Ramallah, ce 29 décembre 2008.

Cher JLs,
Merci pour cette citation de Jean Soler. Ne pouvant lire l'ouvrage entier, je ne peux que discuter les quelques lignes que tu m'envoies – j'aime le ton catégorique et inspiré de l'auteur mais je partage ton avis, il réduit la religion au fanatisme, et semble ériger la foi en cause majeure de nos souffrances – c'est injuste, et c'est aussi donner trop d'importance à la religion, qui n'est somme toute qu'un des multiples outils du mal : un drapeau que l'on brandit pour rallier les troupes, marquer l'identité, justifier la haine.
Soler est sans doute trop athée, ou peut-être pas assez, s'il est incapable de penser sans Dieu… Dans les massacres auxquels nous assistons, je ne vois pas la main de Dieu, pas plus que je ne crois au pouvoir politique des rabbins ou à la soi-disant conspiration évangéliste qui aurait à elle seule permis l'occupation américaine en Irak. Ici en tout cas la religion n'est qu'une composante, primordiale d'un point de vue historique, mais secondaire politiquement parlant, dans une société israélienne où les convictions sont aussi diverses que la provenance des habitants.
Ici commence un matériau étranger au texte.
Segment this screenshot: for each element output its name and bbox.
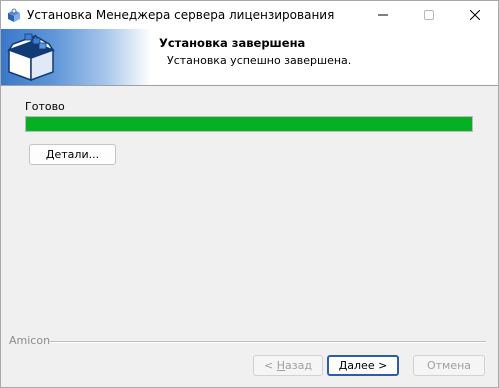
- window-title: Установка Менеджера сервера лицензирован…: [27, 8, 335, 22]
- installer-box-icon: [8, 8, 20, 22]
- back-hotkey: Н: [276, 359, 286, 372]
- header-banner: Установка завершена Установка успешно за…: [1, 29, 498, 86]
- title-bar[interactable]: Установка Менеджера сервера лицензирован…: [1, 1, 498, 29]
- maximize-button[interactable]: [406, 1, 452, 29]
- back-rest: азад: [285, 359, 312, 372]
- header-subtitle: Установка успешно завершена.: [167, 54, 352, 67]
- progress-bar: [25, 116, 473, 132]
- next-hotkey: Д: [338, 359, 348, 372]
- header-title: Установка завершена: [159, 36, 306, 50]
- footer-divider: [49, 341, 486, 343]
- maximize-icon: [424, 10, 434, 20]
- close-icon: [470, 10, 480, 20]
- back-button[interactable]: < Назад: [253, 355, 323, 376]
- details-button[interactable]: Детали...: [29, 144, 116, 165]
- progress-fill: [26, 117, 472, 131]
- next-rest: алее >: [347, 359, 388, 372]
- status-label: Готово: [25, 100, 65, 113]
- next-button[interactable]: Далее >: [327, 355, 399, 376]
- back-prefix: <: [264, 359, 277, 372]
- cancel-button[interactable]: Отмена: [413, 355, 485, 376]
- minimize-button[interactable]: [360, 1, 406, 29]
- installer-window: Установка Менеджера сервера лицензирован…: [0, 0, 499, 388]
- minimize-icon: [378, 14, 388, 16]
- open-box-icon: [7, 33, 55, 82]
- close-button[interactable]: [452, 1, 498, 29]
- brand-label: Amicon: [9, 334, 51, 347]
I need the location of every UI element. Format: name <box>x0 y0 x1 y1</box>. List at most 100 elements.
Soler s'attaque à une minorité.
Bien sûr la notion de peuple élu contient la guerre en germe, mais encore faudrait-il que les juifs d'Israël croient véritablement en cette élection pour y voir le moteur de leur politique d'Etat, et ce n'est assurément pas le cas : d'abord parce que le mythe d'une origine commune ne fait plus guère illusion, ensuite parce que cette rhétorique biblique ne parle plus aux nouvelles générations.
Plutôt que d'élection divine, on pourrait parler des élections parlementaires à venir : les divisions israéliennes elles-mêmes expliquent en grande partie l'ampleur des bombardements de Gaza. Le Likud de Netanyahu est en avance dans les sondages, le gouvernement en place veut renverser la tendance, et ce n'est pas la première fois qu'on utilisera des bombes pour gagner des élections… l'Histoire se dessine moins selon de grands principes religieux qu'au hasard des petites ambitions personnelles, ce qui est d'ailleurs autrement plus inquiétant.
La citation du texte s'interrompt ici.